Deus excelsus terribilis
I
Quand nous avons reçu votre Parole
Dans la douceur du premier don
La force et la joie du cœur neuf
Vous nous gardiez dans votre Paix
Vous mesuriez à la mesure humaine
Notre part du calice amer.
Nous avons souffert il est vrai
Dans le corps, dans l’âme et l’esprit
Et nous avons connu l’angoisse
Mais toujours nous avons pu situer notre souffrance
Et connaître qu’ailleurs le bonheur existait.
Toujours nous avons pu trouver quelque réponse
De la terre ou du ciel,
L’apaisement que répand la lumière
Le rafraîchissement des larmes – la prière,
Le souvenir au moins de l’espérance
Et l’amitié égale à la douleur.
Tout cela est aboli
Tout cela qui fut avant,
Nous cheminons parmi les morts
Dans la peine et l’égarement.
Le Dieu de notre foi nous a abandonnés
Il nous laisse à nous-mêmes.
II
Tout cela est englouti dans l’éternel passé
Tout cela qui fut avant.
Avant que Dieu se soit entouré de terreurs
Avant qu’Il ait laissé aller son bras pesant
Et qu’Il ait fait paraître sa Justice
Au noir soleil de ses décrets mystérieux.
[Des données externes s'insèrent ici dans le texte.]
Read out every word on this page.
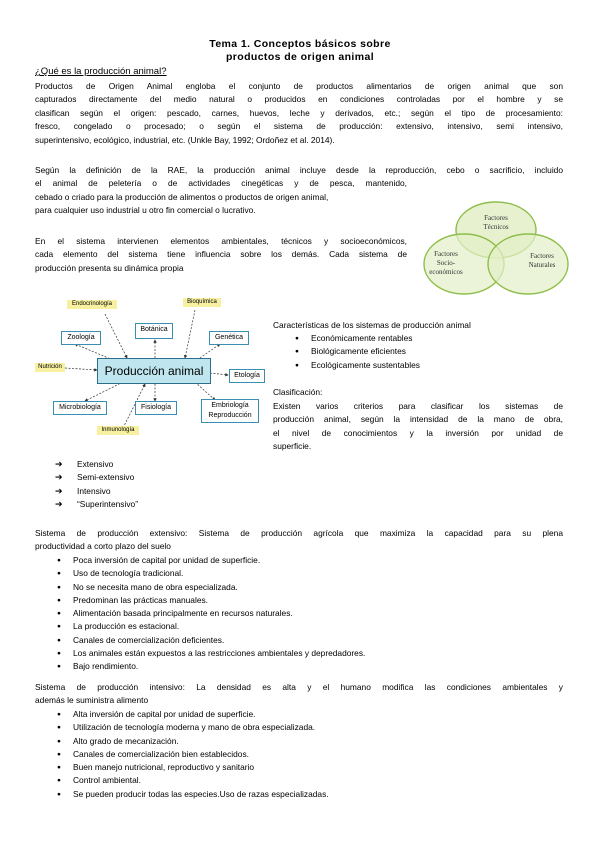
Tema 1. Conceptos básicos sobre
productos de origen animal
¿Qué es la producción animal?
Productos de Origen Animal engloba el conjunto de productos alimentarios de origen animal que son
capturados directamente del medio natural o producidos en condiciones controladas por el hombre y se
clasifican según el origen: pescado, carnes, huevos, leche y derivados, etc.; según el tipo de procesamiento:
fresco, congelado o procesado; o según el sistema de producción: extensivo, intensivo, semi intensivo,
superintensivo, ecológico, industrial, etc. (Unkle Bay, 1992; Ordoñez et al. 2014).
Según la definición de la RAE, la producción animal incluye desde la reproducción, cebo o sacrificio, incluido
el animal de peletería o de actividades cinegéticas y de pesca, mantenido,
cebado o criado para la producción de alimentos o productos de origen animal,
para cualquier uso industrial u otro fin comercial o lucrativo.
En el sistema intervienen elementos ambientales, técnicos y socioeconómicos,
cada elemento del sistema tiene influencia sobre los demás. Cada sistema de
producción presenta su dinámica propia
Factores
Técnicos
Factores
Socio-
económicos
Factores
Naturales
Endocrinología	Bioquímica
Nutrición
Inmunología
Zoología
Botánica
Genética
Etología
Microbiología	Fisiología	Embriología
Reproducción
Producción animal
Características de los sistemas de producción animal
● Económicamente rentables
● Biológicamente eficientes
● Ecológicamente sustentables
Clasificación:
Existen varios criterios para clasificar los sistemas de
producción animal, según la intensidad de la mano de obra,
el nivel de conocimientos y la inversión por unidad de
superficie.
➔ Extensivo
➔ Semi-extensivo
➔ Intensivo
➔ “Superintensivo”
Sistema de producción extensivo: Sistema de producción agrícola que maximiza la capacidad para su plena
productividad a corto plazo del suelo
● Poca inversión de capital por unidad de superficie.
● Uso de tecnología tradicional.
● No se necesita mano de obra especializada.
● Predominan las prácticas manuales.
● Alimentación basada principalmente en recursos naturales.
● La producción es estacional.
● Canales de comercialización deficientes.
● Los animales están expuestos a las restricciones ambientales y depredadores.
● Bajo rendimiento.
Sistema de producción intensivo: La densidad es alta y el humano modifica las condiciones ambientales y
además le suministra alimento
● Alta inversión de capital por unidad de superficie.
● Utilización de tecnología moderna y mano de obra especializada.
● Alto grado de mecanización.
● Canales de comercialización bien establecidos.
● Buen manejo nutricional, reproductivo y sanitario
● Control ambiental.
● Se pueden producir todas las especies.Uso de razas especializadas.
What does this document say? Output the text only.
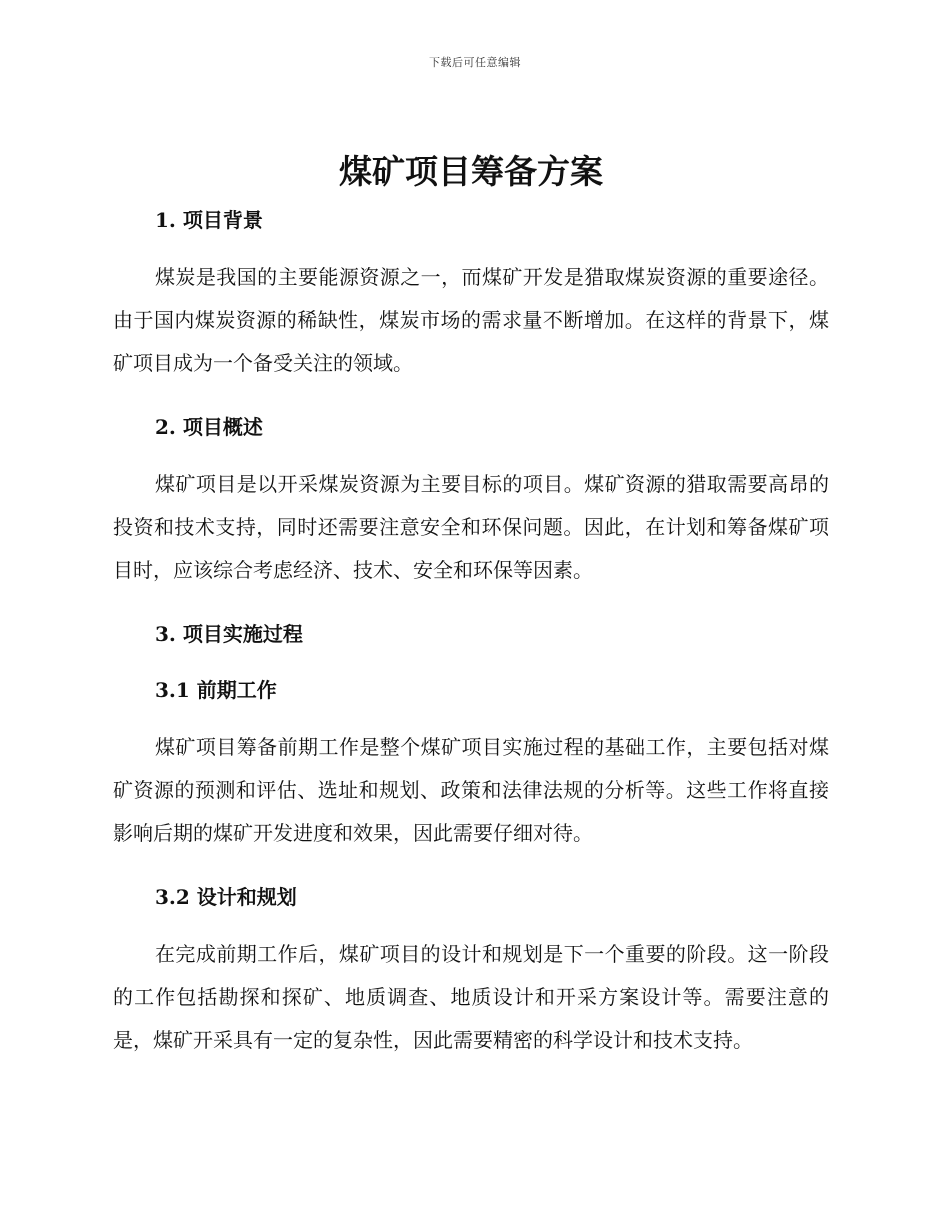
下载后可任意编辑
煤矿项目筹备方案
1. 项目背景

煤炭是我国的主要能源资源之一，而煤矿开发是猎取煤炭资源的重要途径。由于国内煤炭资源的稀缺性，煤炭市场的需求量不断增加。在这样的背景下，煤矿项目成为一个备受关注的领域。

2. 项目概述

煤矿项目是以开采煤炭资源为主要目标的项目。煤矿资源的猎取需要高昂的投资和技术支持，同时还需要注意安全和环保问题。因此，在计划和筹备煤矿项目时，应该综合考虑经济、技术、安全和环保等因素。

3. 项目实施过程
3.1 前期工作

煤矿项目筹备前期工作是整个煤矿项目实施过程的基础工作，主要包括对煤矿资源的预测和评估、选址和规划、政策和法律法规的分析等。这些工作将直接影响后期的煤矿开发进度和效果，因此需要仔细对待。

3.2 设计和规划

在完成前期工作后，煤矿项目的设计和规划是下一个重要的阶段。这一阶段的工作包括勘探和探矿、地质调查、地质设计和开采方案设计等。需要注意的是，煤矿开采具有一定的复杂性，因此需要精密的科学设计和技术支持。
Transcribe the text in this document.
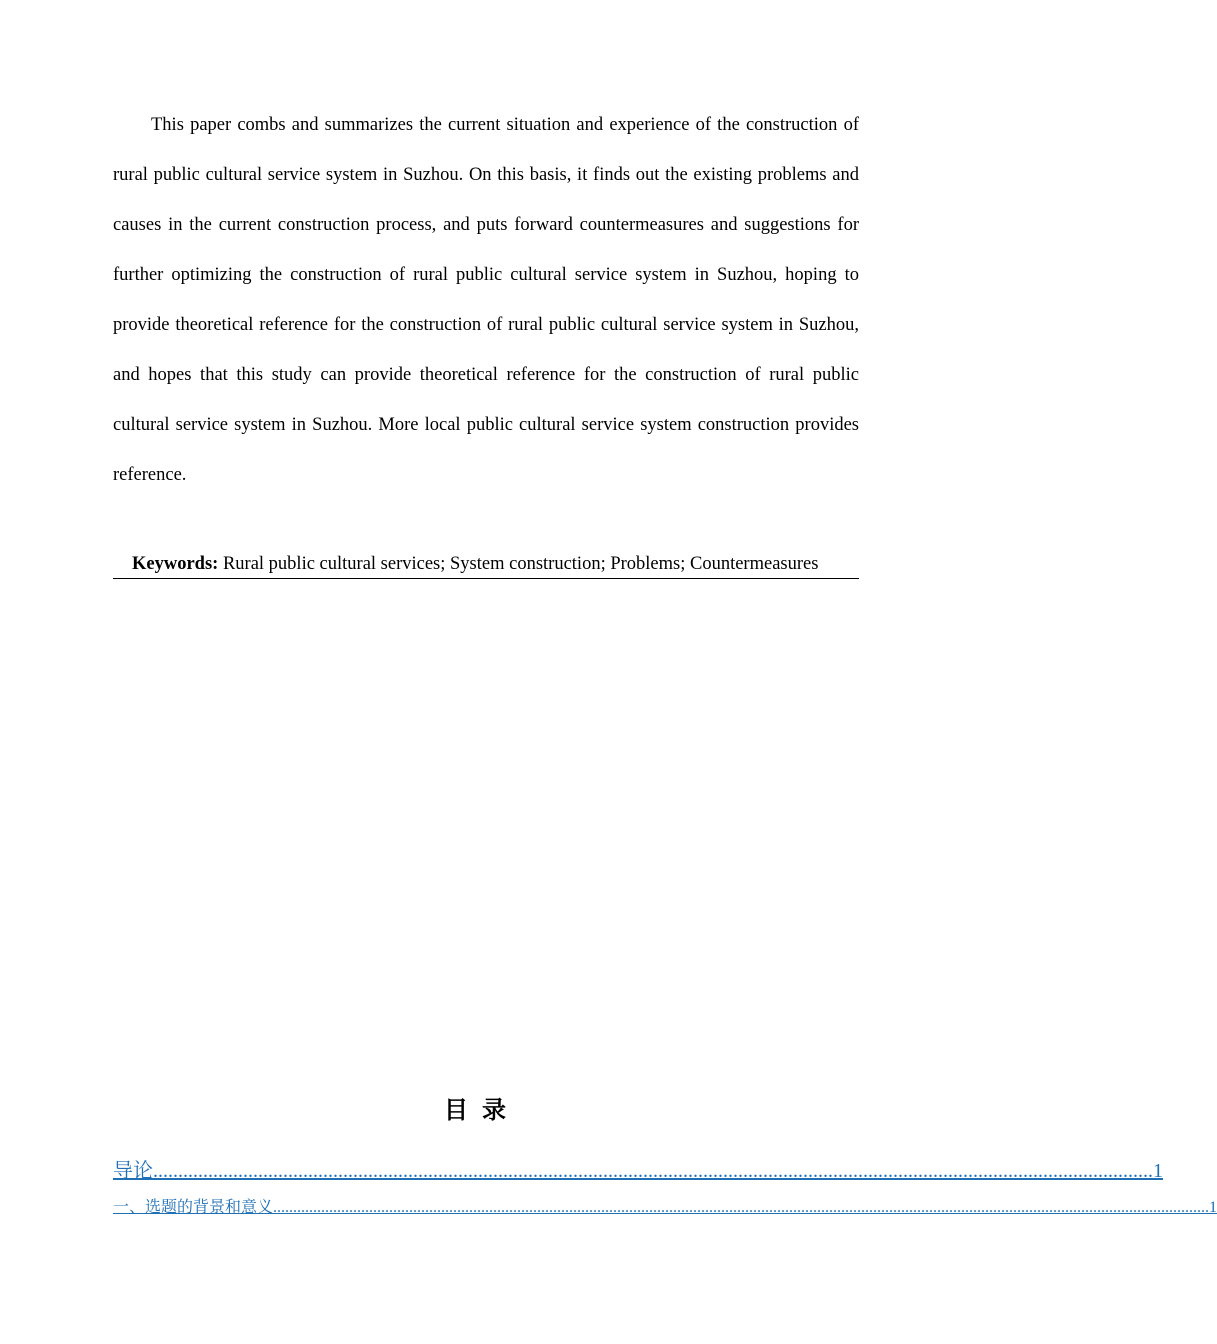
This paper combs and summarizes the current situation and experience of the construction of rural public cultural service system in Suzhou. On this basis, it finds out the existing problems and causes in the current construction process, and puts forward countermeasures and suggestions for further optimizing the construction of rural public cultural service system in Suzhou, hoping to provide theoretical reference for the construction of rural public cultural service system in Suzhou, and hopes that this study can provide theoretical reference for the construction of rural public cultural service system in Suzhou. More local public cultural service system construction provides reference.

Keywords: Rural public cultural services; System construction; Problems; Countermeasures
目录
导论 ........................................................................................................................................................................................................ 1
一、选题的背景和意义 .......................................................................................................................................................................................................................................... 1
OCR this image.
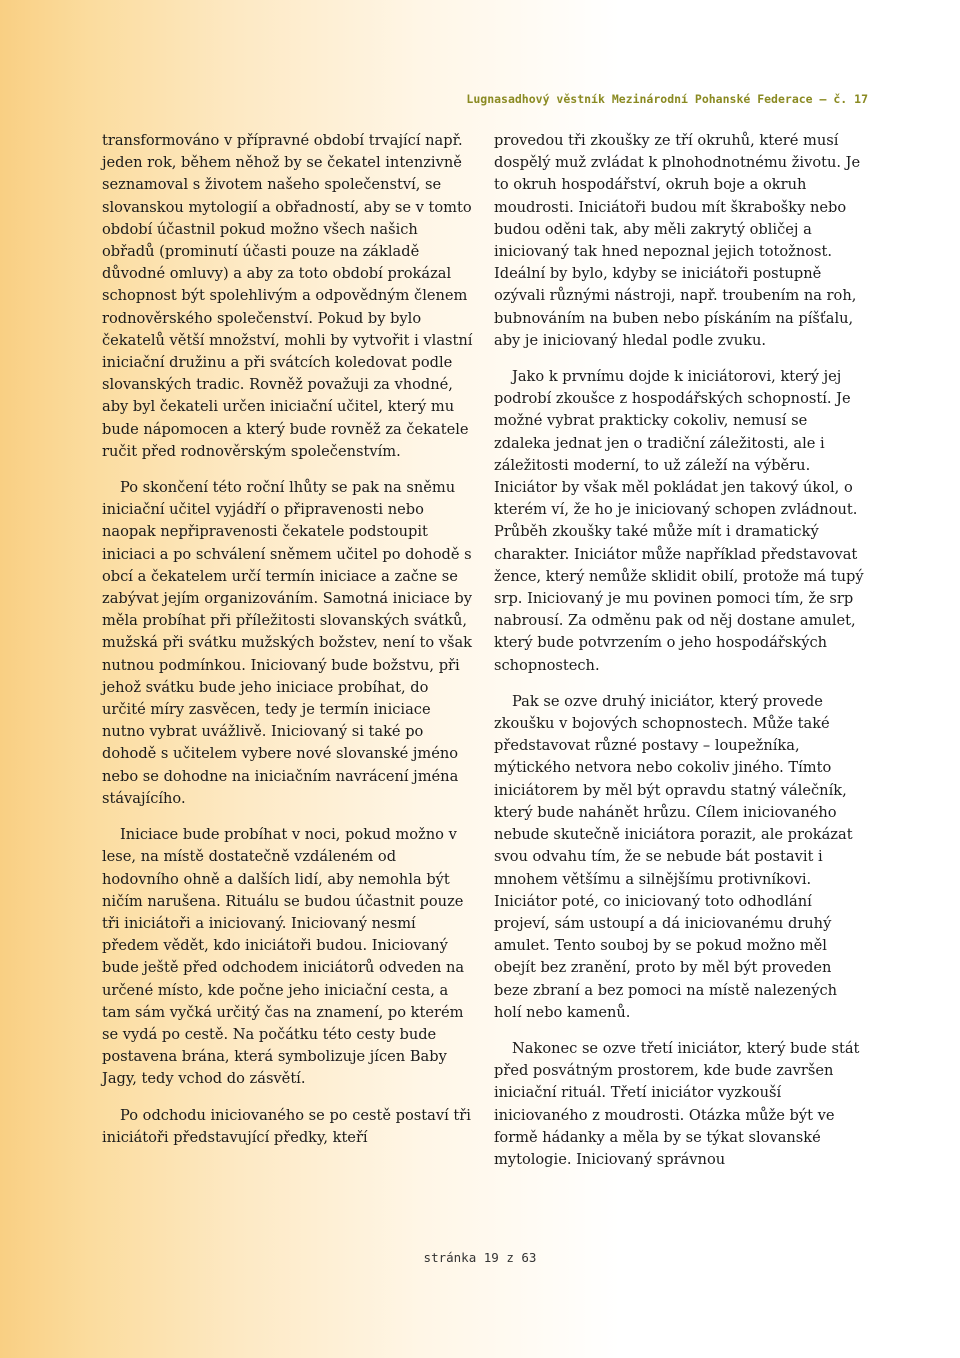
Lugnasadhový věstník Mezinárodní Pohanské Federace – č. 17

transformováno v přípravné období trvající např. jeden rok, během něhož by se čekatel intenzivně seznamoval s životem našeho společenství, se slovanskou mytologií a obřadností, aby se v tomto období účastnil pokud možno všech našich obřadů (prominutí účasti pouze na základě důvodné omluvy) a aby za toto období prokázal schopnost být spolehlivým a odpovědným členem rodnověrského společenství. Pokud by bylo čekatelů větší množství, mohli by vytvořit i vlastní iniciační družinu a při svátcích koledovat podle slovanských tradic. Rovněž považuji za vhodné, aby byl čekateli určen iniciační učitel, který mu bude nápomocen a který bude rovněž za čekatele ručit před rodnověrským společenstvím.

Po skončení této roční lhůty se pak na sněmu iniciační učitel vyjádří o připravenosti nebo naopak nepřipravenosti čekatele podstoupit iniciaci a po schválení sněmem učitel po dohodě s obcí a čekatelem určí termín iniciace a začne se zabývat jejím organizováním. Samotná iniciace by měla probíhat při příležitosti slovanských svátků, mužská při svátku mužských božstev, není to však nutnou podmínkou. Iniciovaný bude božstvu, při jehož svátku bude jeho iniciace probíhat, do určité míry zasvěcen, tedy je termín iniciace nutno vybrat uvážlivě. Iniciovaný si také po dohodě s učitelem vybere nové slovanské jméno nebo se dohodne na iniciačním navrácení jména stávajícího.

Iniciace bude probíhat v noci, pokud možno v lese, na místě dostatečně vzdáleném od hodovního ohně a dalších lidí, aby nemohla být ničím narušena. Rituálu se budou účastnit pouze tři iniciátoři a iniciovaný. Iniciovaný nesmí předem vědět, kdo iniciátoři budou. Iniciovaný bude ještě před odchodem iniciátorů odveden na určené místo, kde počne jeho iniciační cesta, a tam sám vyčká určitý čas na znamení, po kterém se vydá po cestě. Na počátku této cesty bude postavena brána, která symbolizuje jícen Baby Jagy, tedy vchod do zásvětí.

Po odchodu iniciovaného se po cestě postaví tři iniciátoři představující předky, kteří

provedou tři zkoušky ze tří okruhů, které musí dospělý muž zvládat k plnohodnotnému životu. Je to okruh hospodářství, okruh boje a okruh moudrosti. Iniciátoři budou mít škrabošky nebo budou oděni tak, aby měli zakrytý obličej a iniciovaný tak hned nepoznal jejich totožnost. Ideální by bylo, kdyby se iniciátoři postupně ozývali různými nástroji, např. troubením na roh, bubnováním na buben nebo pískáním na píšťalu, aby je iniciovaný hledal podle zvuku.

Jako k prvnímu dojde k iniciátorovi, který jej podrobí zkoušce z hospodářských schopností. Je možné vybrat prakticky cokoliv, nemusí se zdaleka jednat jen o tradiční záležitosti, ale i záležitosti moderní, to už záleží na výběru. Iniciátor by však měl pokládat jen takový úkol, o kterém ví, že ho je iniciovaný schopen zvládnout. Průběh zkoušky také může mít i dramatický charakter. Iniciátor může například představovat žence, který nemůže sklidit obilí, protože má tupý srp. Iniciovaný je mu povinen pomoci tím, že srp nabrousí. Za odměnu pak od něj dostane amulet, který bude potvrzením o jeho hospodářských schopnostech.

Pak se ozve druhý iniciátor, který provede zkoušku v bojových schopnostech. Může také představovat různé postavy – loupežníka, mýtického netvora nebo cokoliv jiného. Tímto iniciátorem by měl být opravdu statný válečník, který bude nahánět hrůzu. Cílem iniciovaného nebude skutečně iniciátora porazit, ale prokázat svou odvahu tím, že se nebude bát postavit i mnohem většímu a silnějšímu protivníkovi. Iniciátor poté, co iniciovaný toto odhodlání projeví, sám ustoupí a dá iniciovanému druhý amulet. Tento souboj by se pokud možno měl obejít bez zranění, proto by měl být proveden beze zbraní a bez pomoci na místě nalezených holí nebo kamenů.

Nakonec se ozve třetí iniciátor, který bude stát před posvátným prostorem, kde bude završen iniciační rituál. Třetí iniciátor vyzkouší iniciovaného z moudrosti. Otázka může být ve formě hádanky a měla by se týkat slovanské mytologie. Iniciovaný správnou

stránka 19 z 63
Avant l’opprobre des Nations
Sœurs de misère et de honte,
Avant le massacre innombrable des Juifs,
La pitié d’Israël immolé par des esclaves,
Salus ex Judaeis !
Avant que Dieu ait voilé son visage
De ce voile de sang,
Avant qu’Il se soit détourné de l’innocence.
III
Si nous crions Abba ! Pater !
Vous n’accueillez pas notre cri
Il nous revient comme une flèche
Qui a frappé la cible impénétrable,
Vous nous replongez dans la nuit.
C’est comme si nous avions perdu notre Père
Qui est aux Cieux,
Un abîme s’est ouvert entre la Miséricorde et la Misère
Et vous ne voulez pas le franchir.
La Sagesse nous a délaissés
Nous avons perdu ses traces,
Les grâces de la joie et de la vie nous ont quittés
Toute fraîcheur a disparu, toute fleur,
Toute la terre féconde
Des calmes prairies du bonheur.
IV
Mon Dieu habitez-vous un ciel inaccessible,
Méprisez-vous le cœur de vos enfants ?
Dans l’infernal tourment – ce désert sans limites,
II est comme un roc ravagé par les vents.
Le roc desséché peut-il fleurir
Le cœur pétrifié peut-il prier ?
En votre oubli peut-il se réjouir
Consumé d’horreur peut-il pleurer ?
Sans prière et sans joie et sans larmes
Un cœur humain peut-il vivre ?
Aux arides régions des silences du ciel
Le cœur humain peut-il subsister ?
V
Nous n’oublierons jamais notre agonie
Nous nous en souviendrons dans la vie éternelle.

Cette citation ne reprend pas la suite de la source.